A CNIC-coordinated international project is set to receive €1 million in funding over the next 3 years

An international research effort led by the Centro Nacional de Investigaciones Cardiovasculares Carlos III (CNIC) will receive 1.350.000 $ (1.100.062 euros) over the next 3 years through an award from The International Human Frontier Science Program Organization (HFSPO). HFSPO funds frontier research projects in the life sciences, fostering collaboration between scientists from different countries (or even continents) and working in different specialties.

This HFSPO international program targets support to risk-taking and pioneering projects, and is the only one that finances scientific teams across the globe, without regard for borders. Support is provided for the explicit purpose of encouraging innovation and creativity.

The International Human Frontier Science Program Organization (HFSPO) funds frontier research in the life sciences, fostering collaboration between scientists in different countries and different specialties

This year’s call for applications provides more than $34 million for the next 3 years. The 31 successful applicant teams in the 2018 call have gone through a rigorous selection procedure lasting a year. The successful projects include 8 awards to young investigators and 23 to international programs.

The project coordinated by CNIC research scientist José Antonio Enríquez is titled ‘Handling OXPHOS structural heterogeneity and metabolic plasticity’. The project tackles a fundamental biological question: have diploid organisms evolved mechanisms to ensure monoallelic expression of defined groups of genes and thus avert functional conflict between alternative protein variants?
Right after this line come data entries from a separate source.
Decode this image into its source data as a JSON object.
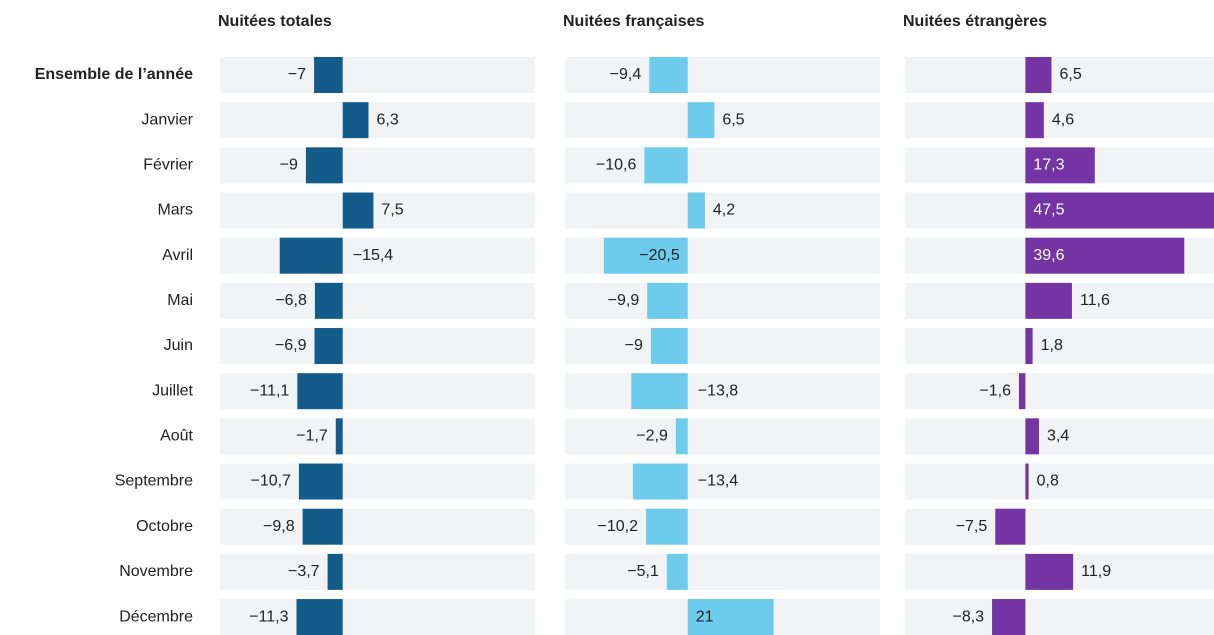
{
  "chart_data": {
    "type": "bar",
    "categories": [
      "Ensemble de l’année",
      "Janvier",
      "Février",
      "Mars",
      "Avril",
      "Mai",
      "Juin",
      "Juillet",
      "Août",
      "Septembre",
      "Octobre",
      "Novembre",
      "Décembre"
    ],
    "xlim": [
      -30,
      47
    ],
    "series": [
      {
        "name": "Nuitées totales",
        "color": "#135b8a",
        "values": [
          -7,
          6.3,
          -9,
          7.5,
          -15.4,
          -6.8,
          -6.9,
          -11.1,
          -1.7,
          -10.7,
          -9.8,
          -3.7,
          -11.3
        ],
        "value_labels": [
          "−7",
          "6,3",
          "−9",
          "7,5",
          "−15,4",
          "−6,8",
          "−6,9",
          "−11,1",
          "−1,7",
          "−10,7",
          "−9,8",
          "−3,7",
          "−11,3"
        ]
      },
      {
        "name": "Nuitées françaises",
        "color": "#6dcbeb",
        "values": [
          -9.4,
          6.5,
          -10.6,
          4.2,
          -20.5,
          -9.9,
          -9,
          -13.8,
          -2.9,
          -13.4,
          -10.2,
          -5.1,
          21
        ],
        "value_labels": [
          "−9,4",
          "6,5",
          "−10,6",
          "4,2",
          "−20,5",
          "−9,9",
          "−9",
          "−13,8",
          "−2,9",
          "−13,4",
          "−10,2",
          "−5,1",
          "21"
        ]
      },
      {
        "name": "Nuitées étrangères",
        "color": "#7434a3",
        "values": [
          6.5,
          4.6,
          17.3,
          47.5,
          39.6,
          11.6,
          1.8,
          -1.6,
          3.4,
          0.8,
          -7.5,
          11.9,
          -8.3
        ],
        "value_labels": [
          "6,5",
          "4,6",
          "17,3",
          "47,5",
          "39,6",
          "11,6",
          "1,8",
          "−1,6",
          "3,4",
          "0,8",
          "−7,5",
          "11,9",
          "−8,3"
        ]
      }
    ]
  }
}
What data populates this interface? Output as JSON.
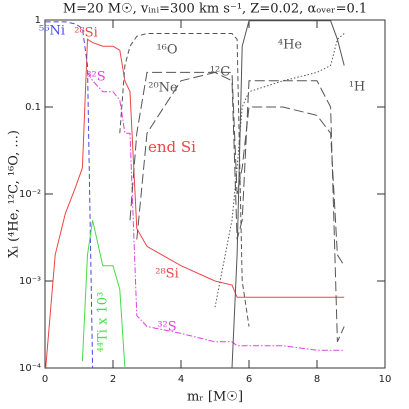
{
  "chart_data": {
    "type": "line",
    "title": "M=20 M☉, vᵢₙᵢ=300 km s⁻¹, Z=0.02, αₒᵥₑᵣ=0.1",
    "x_label": "mᵣ [M☉]",
    "y_label": "Xᵢ (⁴He, ¹²C, ¹⁶O, ...)",
    "log_y": true,
    "xlim": [
      0,
      10
    ],
    "xticks": [
      0,
      2,
      4,
      6,
      8,
      10
    ],
    "ylim": [
      0.0001,
      1
    ],
    "yticks": [
      {
        "value": 0.0001,
        "label": "10⁻⁴"
      },
      {
        "value": 0.001,
        "label": "10⁻³"
      },
      {
        "value": 0.01,
        "label": "10⁻²"
      },
      0.1,
      1
    ],
    "x": [
      0.02,
      0.3,
      0.6,
      0.9,
      1.1,
      1.25,
      1.4,
      1.7,
      2.0,
      2.2,
      2.35,
      2.5,
      2.7,
      3.0,
      4.0,
      5.0,
      5.5,
      5.65,
      5.8,
      6.0,
      7.0,
      8.0,
      8.4,
      8.6,
      8.8
    ],
    "series": [
      {
        "name": "²⁸Si",
        "color": "#ee4444",
        "dash": "solid",
        "values": [
          0.0001,
          0.002,
          0.006,
          0.012,
          0.02,
          0.6,
          0.55,
          0.5,
          0.5,
          0.45,
          0.2,
          0.15,
          0.004,
          0.0025,
          0.0015,
          0.001,
          0.0009,
          0.00065,
          0.00065,
          0.00065,
          0.00065,
          0.00065,
          0.00065,
          0.00065,
          0.00065
        ]
      },
      {
        "name": "³²S",
        "color": "#e040e0",
        "dash": "dashdot",
        "values": [
          null,
          null,
          null,
          null,
          null,
          0.25,
          0.2,
          0.15,
          0.15,
          0.12,
          0.05,
          0.05,
          0.0004,
          0.0003,
          0.00025,
          0.0002,
          0.0002,
          0.00018,
          0.00018,
          0.00018,
          0.00018,
          0.00016,
          0.00016,
          0.00016,
          0.00016
        ]
      },
      {
        "name": "⁵⁶Ni",
        "color": "#4848e8",
        "dash": "dashed",
        "values": [
          0.95,
          0.95,
          0.95,
          0.9,
          0.8,
          0.3,
          0.0001,
          null,
          null,
          null,
          null,
          null,
          null,
          null,
          null,
          null,
          null,
          null,
          null,
          null,
          null,
          null,
          null,
          null,
          null
        ]
      },
      {
        "name": "⁴⁴Ti x 10³",
        "color": "#44dd44",
        "dash": "solid",
        "values": [
          null,
          null,
          null,
          null,
          0.00012,
          0.002,
          0.005,
          0.0015,
          0.0015,
          0.0008,
          0.0001,
          null,
          null,
          null,
          null,
          null,
          null,
          null,
          null,
          null,
          null,
          null,
          null,
          null,
          null
        ]
      },
      {
        "name": "¹⁶O",
        "color": "#555555",
        "dash": "dashed",
        "values": [
          null,
          null,
          null,
          null,
          null,
          null,
          null,
          null,
          null,
          0.05,
          0.3,
          0.5,
          0.65,
          0.7,
          0.7,
          0.7,
          0.7,
          0.6,
          0.001,
          0.0003,
          null,
          null,
          null,
          null,
          null
        ]
      },
      {
        "name": "²⁰Ne",
        "color": "#555555",
        "dash": "longdash",
        "values": [
          null,
          null,
          null,
          null,
          null,
          null,
          null,
          null,
          null,
          null,
          null,
          0.005,
          0.05,
          0.25,
          0.25,
          0.25,
          0.2,
          0.003,
          0.005,
          0.2,
          0.2,
          0.2,
          0.1,
          0.0002,
          0.0003
        ]
      },
      {
        "name": "¹²C",
        "color": "#555555",
        "dash": "longdash",
        "values": [
          null,
          null,
          null,
          null,
          null,
          null,
          null,
          null,
          null,
          null,
          null,
          null,
          0.003,
          0.05,
          0.2,
          0.25,
          0.25,
          0.01,
          0.02,
          0.1,
          0.1,
          0.08,
          0.05,
          0.002,
          0.0015
        ]
      },
      {
        "name": "⁴He",
        "color": "#555555",
        "dash": "solid",
        "values": [
          null,
          null,
          null,
          null,
          null,
          null,
          null,
          null,
          null,
          null,
          null,
          null,
          null,
          null,
          null,
          null,
          0.0001,
          0.002,
          0.5,
          0.98,
          0.98,
          0.98,
          0.98,
          0.6,
          0.3
        ]
      },
      {
        "name": "¹H",
        "color": "#555555",
        "dash": "dotted",
        "values": [
          null,
          null,
          null,
          null,
          null,
          null,
          null,
          null,
          null,
          null,
          null,
          null,
          null,
          null,
          null,
          0.0005,
          0.005,
          0.02,
          0.1,
          0.15,
          0.2,
          0.25,
          0.3,
          0.6,
          0.7
        ]
      }
    ],
    "annotations": [
      {
        "text": "end Si",
        "color": "#ee4444"
      }
    ]
  }
}
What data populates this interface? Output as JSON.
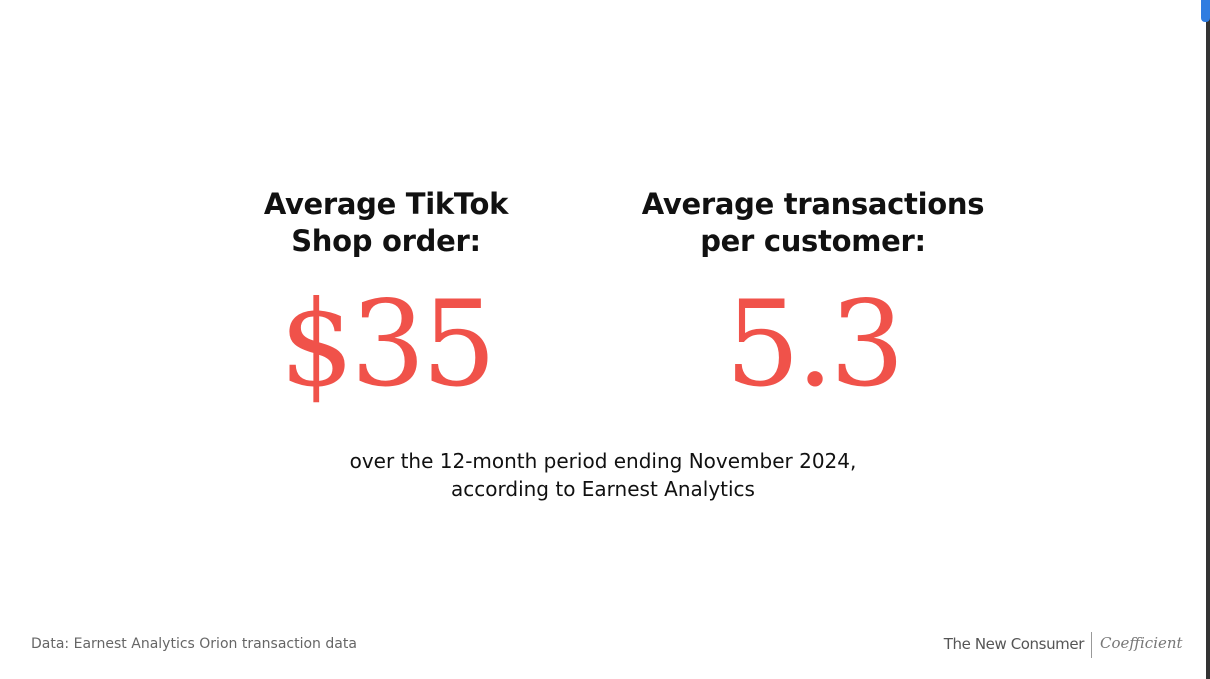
{
  "stats": [
    {
      "label": [
        "Average TikTok",
        "Shop order:"
      ],
      "value": "$35"
    },
    {
      "label": [
        "Average transactions",
        "per customer:"
      ],
      "value": "5.3"
    }
  ],
  "note": [
    "over the 12-month period ending November 2024,",
    "according to Earnest Analytics"
  ],
  "footer": {
    "source": "Data: Earnest Analytics Orion transaction data",
    "brand": "The New Consumer",
    "partner": "Coefficient"
  }
}
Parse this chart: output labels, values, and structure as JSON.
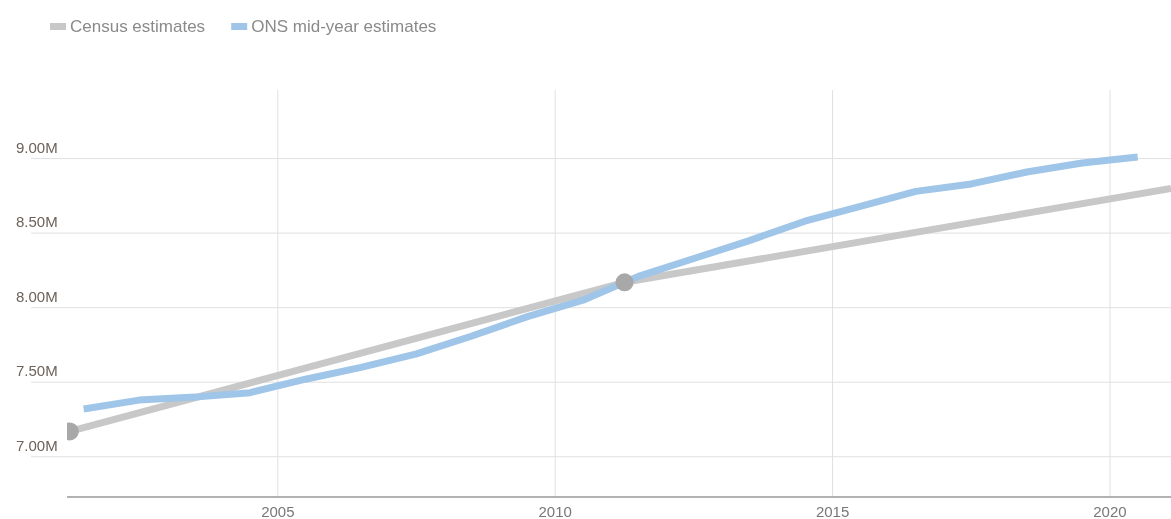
{
  "chart_data": {
    "type": "line",
    "xlim": [
      2001.2,
      2021.1
    ],
    "xticks": [
      2005,
      2010,
      2015,
      2020
    ],
    "ylim": [
      6.73,
      9.46
    ],
    "yticks": [
      {
        "value": 7,
        "label": "7.00M"
      },
      {
        "value": 7.5,
        "label": "7.50M"
      },
      {
        "value": 8,
        "label": "8.00M"
      },
      {
        "value": 8.5,
        "label": "8.50M"
      },
      {
        "value": 9,
        "label": "9.00M"
      }
    ],
    "grid": true,
    "legend": "top left",
    "series": [
      {
        "name": "Census estimates",
        "color": "#c8c8c8",
        "marker": "circle",
        "x": [
          2001.25,
          2011.25
        ],
        "values": [
          7.17,
          8.17
        ]
      },
      {
        "color": "#c8c8c8",
        "marker": "none",
        "x": [
          2011.25,
          2021.1
        ],
        "values": [
          8.17,
          8.8
        ]
      },
      {
        "name": "ONS mid-year estimates",
        "color": "#9fc5e8",
        "marker": "none",
        "x": [
          2001.5,
          2002.5,
          2003.5,
          2004.5,
          2005.5,
          2006.5,
          2007.5,
          2008.5,
          2009.5,
          2010.5,
          2011.5,
          2012.5,
          2013.5,
          2014.5,
          2015.5,
          2016.5,
          2017.5,
          2018.5,
          2019.5,
          2020.5
        ],
        "values": [
          7.32,
          7.38,
          7.4,
          7.43,
          7.52,
          7.6,
          7.69,
          7.81,
          7.94,
          8.05,
          8.21,
          8.33,
          8.45,
          8.58,
          8.68,
          8.78,
          8.83,
          8.91,
          8.97,
          9.01
        ]
      }
    ]
  }
}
The research groups in the team bring distinct skills to the project and have clearly defined tasks within it. Functional and genetic profiling of mitochondria falls to Dr. José Antonio Enríquez’s group at the CNIC. Individual cell transcriptomic analysis will be led by Dr. James Eberwine of the Perelman School at the University of Pennsylvania. Functional and dynamic analysis will be performed by the team led by Dr. Karin Busch of the Cell and Molecular Biology Institute at the University of Münster. Mouse studies will be conducted by Dr. Enríquez’s group in Madrid. Finally, zebrafish studies will be directed by Dr. Nadia Mercader of the Anatomy Institute at the University of Bern.

The researchers will investigate the oxidative phosphorylation system (OXPHOS), the only process in animal cells that requires components encoded by 2 genomes: the mitocondrial DNA (mtDNA) inherited through the mother and the nuclear DNA (nDNA) inherited from both the mother and father. The assembly of functional respiratory complexes involves the physical association of protein products from both genomes within the same macromolecular structures. The OXPHOS protein components therefore need to fit together physically and functionally, and this limits their variability. The coevolution the 2 genomes is complicated by their distinct mechanisms of generating variation: sexual reproduction, mutation, and coexistence of paired alleles in the case of nDNA, and mutation, polyploidy, and segregation for mtDNA.

To identify the different regulatory mechanisms through which this process operates, the program members will use the following strategies: 1) RNA sequencing and gene expression analysis in individual cells to determine if one or other allele is expressed; 2) fluorescence microscopy in zebrafish to monitor tagged proteins produced by one or other allele; and 3) analysis of how these findings relate to mitochondrial function in specific mouse and zebrafish lines.

The research project tackles a fundamental biological question: have diploid organisms evolved mechanisms to ensure monoallelic expression of defined groups of genes and thus avert functional conflict between alternative protein variants? 

The evaluation committee considered this an “experimentally challenging” proposal that “holds the promise to develop advanced methods that are of general utility; it holds the potential to generate results that may have truly transformative power and irrespective whether the answer to the posed question is positive or negative, the knowledge gained will significantly improve our understanding of basic biological mechanisms.”.